(21 january 2011)

writing hurts. not always, but sometimes.

like when you gash yourself shaving and tug on tights before the blood dries and then, when at the end of the day you go to pull them off, the sensation of pulling fabric from flesh smarts so that you can’t help but cry out.

sometimes, writing hurts like that.

i am standing on a precipice. sensei believes i am on the cusp.

those are romantical ways of saying i’m staring down the pile of important papers stored six inches from the litter box and looking for new ways to see old things.

in high school, mrs. reynolds taught us how to write papers.

first, you buy notecards.

next, you fill them with your facts.

then you lay all your cards on the table. every last one.

this was the fun part, the part that i loved. because this was the great coming together. the moment when you realized that in this deck of cards, you held an idea. an idea admittedly derived from whatever ideas of other people were held in the rather limited centennial high school library holdings, but an idea nonetheless. and an idea put together, laid out on that table, in a manner that uniquely belonged to you.

this process was a fundamental part of the way i learned to write and it is one i have never been able to fully escape. even now, when sentences, facts, phrases, opening lines occur, i text them to myself. i put them down on paper. i lay them on the table and i look for where the pieces fit.

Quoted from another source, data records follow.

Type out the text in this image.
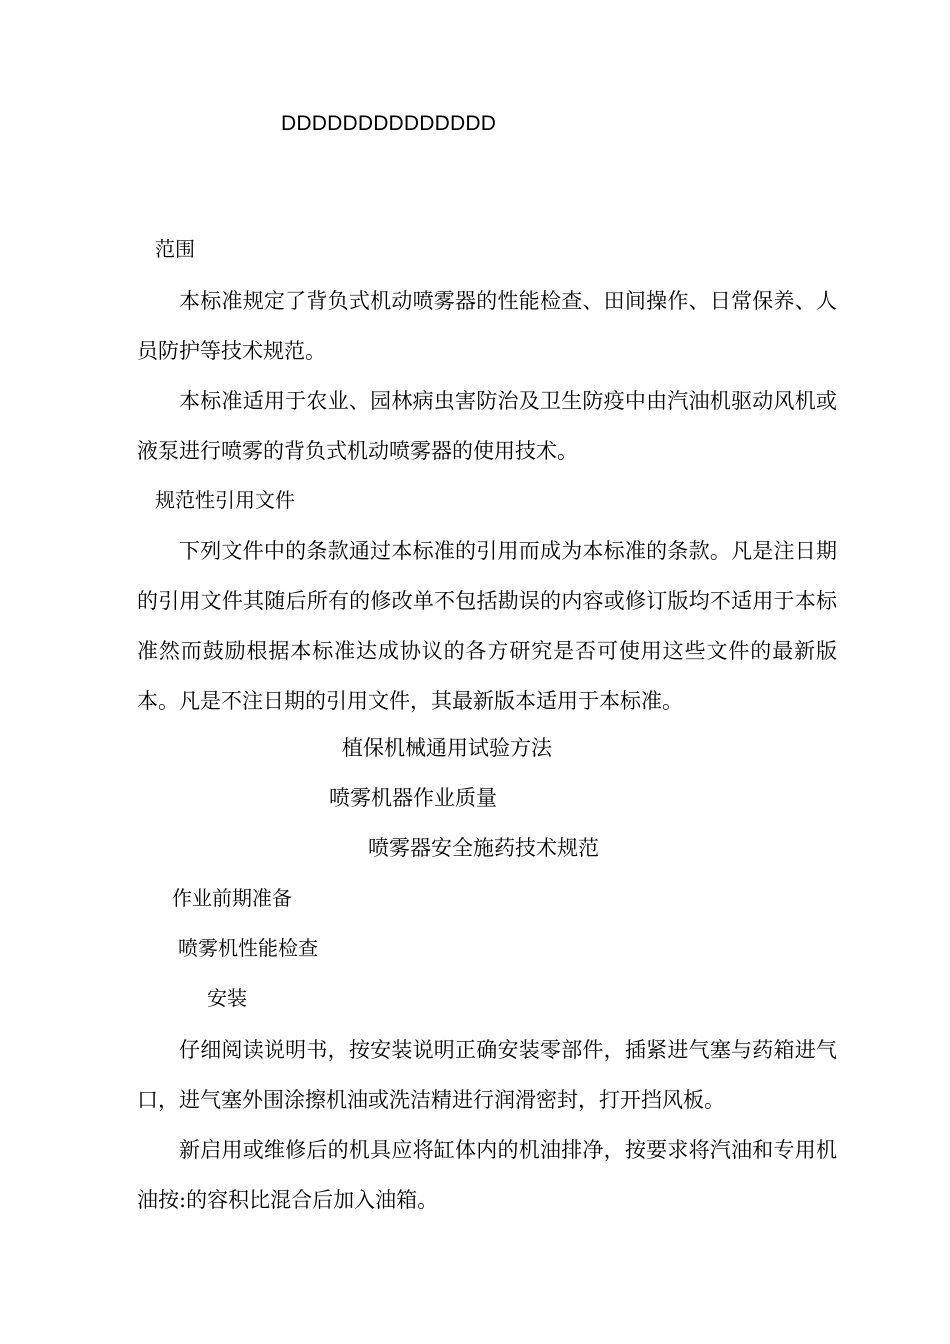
DDDDDDDDDDDDDD
范围
本标准规定了背负式机动喷雾器的性能检查、田间操作、日常保养、人员防护等技术规范。
本标准适用于农业、园林病虫害防治及卫生防疫中由汽油机驱动风机或液泵进行喷雾的背负式机动喷雾器的使用技术。
规范性引用文件
下列文件中的条款通过本标准的引用而成为本标准的条款。凡是注日期的引用文件其随后所有的修改单不包括勘误的内容或修订版均不适用于本标准然而鼓励根据本标准达成协议的各方研究是否可使用这些文件的最新版本。凡是不注日期的引用文件，其最新版本适用于本标准。
植保机械通用试验方法
喷雾机器作业质量
喷雾器安全施药技术规范
作业前期准备
喷雾机性能检查
安装
仔细阅读说明书，按安装说明正确安装零部件，插紧进气塞与药箱进气口，进气塞外围涂擦机油或洗洁精进行润滑密封，打开挡风板。
新启用或维修后的机具应将缸体内的机油排净，按要求将汽油和专用机油按:的容积比混合后加入油箱。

jackiebook 1.0 was written this way. in part, because i am secretly exceedingly vain and hold the notion that my rough drafts and notecards and marginalia will one day warrant inspection and be poured over by scholars wearing white gloves and sitting in temperature-controlled, darkened rooms. but also because this is the only way i know how to do this.

a book is a scary thing. a notecard, now that is manageable.

sensei says i am on the cusp. he has asked me to take the ring to mordor. i am staring down a pile of important papers stored six inches from the litter box and facing forty pound boxes.

i am realizing that it is difficult to read the things you once wrote.

because there is a brief moment of separation from one’s work that comes about a month out. a flash in the pan where you can read something you have written and see it as something written by something else.

i had to proof an essay for publication the other day and throughout, i found myself thinking, damn, this is tight. the work did not feel like mine.

i’m going to go out on a limb and say this- the moment when you can see your work as though it weren’t your own- that is the moment writers write for.

sadly, it does not last. and then along comes the time ever after, when you return to the work you had left, the writing you once did, and confront the world of inferiority you find there.

i cannot handle that world right now.

so i go into my closet and, ignoring the forty pound boxes, pull down a very small one from which i pull the pile of notecards for jackiebook 1. i unloose them from the rubberbands by which they’ve been bound since the spring of 2006 and i do the scariest thing i can think of- i shuffle the deck.

i am sitting three feet from the pile of important papers six inches from the cat’s toilet.

i am going back to the beginning.

i have laid all my cards on the table. every last one.